New Insights into the Deactivation and Stabilization Causes of Plugged AlSBA‐15 in Liquid‐phase Friedel‐Crafts Organic Reactions

Deactivation is the major challenge of heteroatom‐substituted mesoporous silica materials for large scale applications. Here we report the impact of plugging of mesochannels of AlSBA‐15 on activity and stability of liquid‐phase acylation of anisole with (extremely) low catalyst loadings of 0.15–0.6 wt.% and 0.6–3 wt.% in batch and in repeated batch reactions, respectively.
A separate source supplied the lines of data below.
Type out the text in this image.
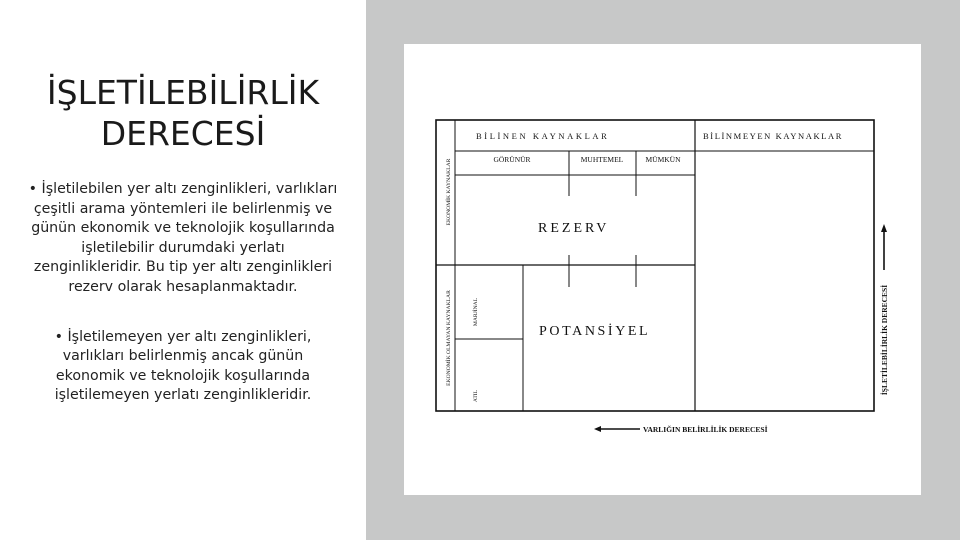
İŞLETİLEBİLİRLİK
DERECESİ

• İşletilebilen yer altı zenginlikleri, varlıkları çeşitli arama yöntemleri ile belirlenmiş ve günün ekonomik ve teknolojik koşullarında işletilebilir durumdaki yerlatı zenginlikleridir. Bu tip yer altı zenginlikleri rezerv olarak hesaplanmaktadır.

• İşletilemeyen yer altı zenginlikleri, varlıkları belirlenmiş ancak günün ekonomik ve teknolojik koşullarında işletilemeyen yerlatı zenginlikleridir.

BİLİNEN KAYNAKLAR	BİLİNMEYEN KAYNAKLAR
GÖRÜNÜR	MUHTEMEL	MÜMKÜN
REZERV
POTANSİYEL
EKONOMİK KAYNAKLAR
EKONOMİK OLMAYAN KAYNAKLAR	MARJİNAL
ATIL
VARLIĞIN BELİRLİLİK DERECESİ
İŞLETİLEBİLİRLİK DERECESİ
The analysis of property‐catalytic performances showed that deactivation of the plugged AlSBA‐15 was partially from a physical cause by deposition of a uniform nanometer layer of coke on the surface blocking the active sites which could be restored by calcination and partially from an irreversible chemical cause by Al leaching. The catalytic performance of plugged AlSBA‐15 was compared with that of open AlSBA‐[15]. The plugged AlSBA‐15 showed lower but more sustained activity than that by open AlSBA‐15 coming from less and different type of coke deposition. These properties of plugged AlSBA‐15 resulted in two times higher productivity (44.3 vs 23.3 mg‐product/mg‐catalyst) than that by open AlSBA‐[15] . The plugging of mesochannels thus reduced the amount of coke deposition and stabilized the catalyst; however, it exerted no effect on Al leaching. In conclusion, understanding the role of plugging of mesochannels in stabilization and Al leaching and coke deposition in deactivation are useful to design and synthesize efficient solid acid catalysts for liquid‐phase organic reactions.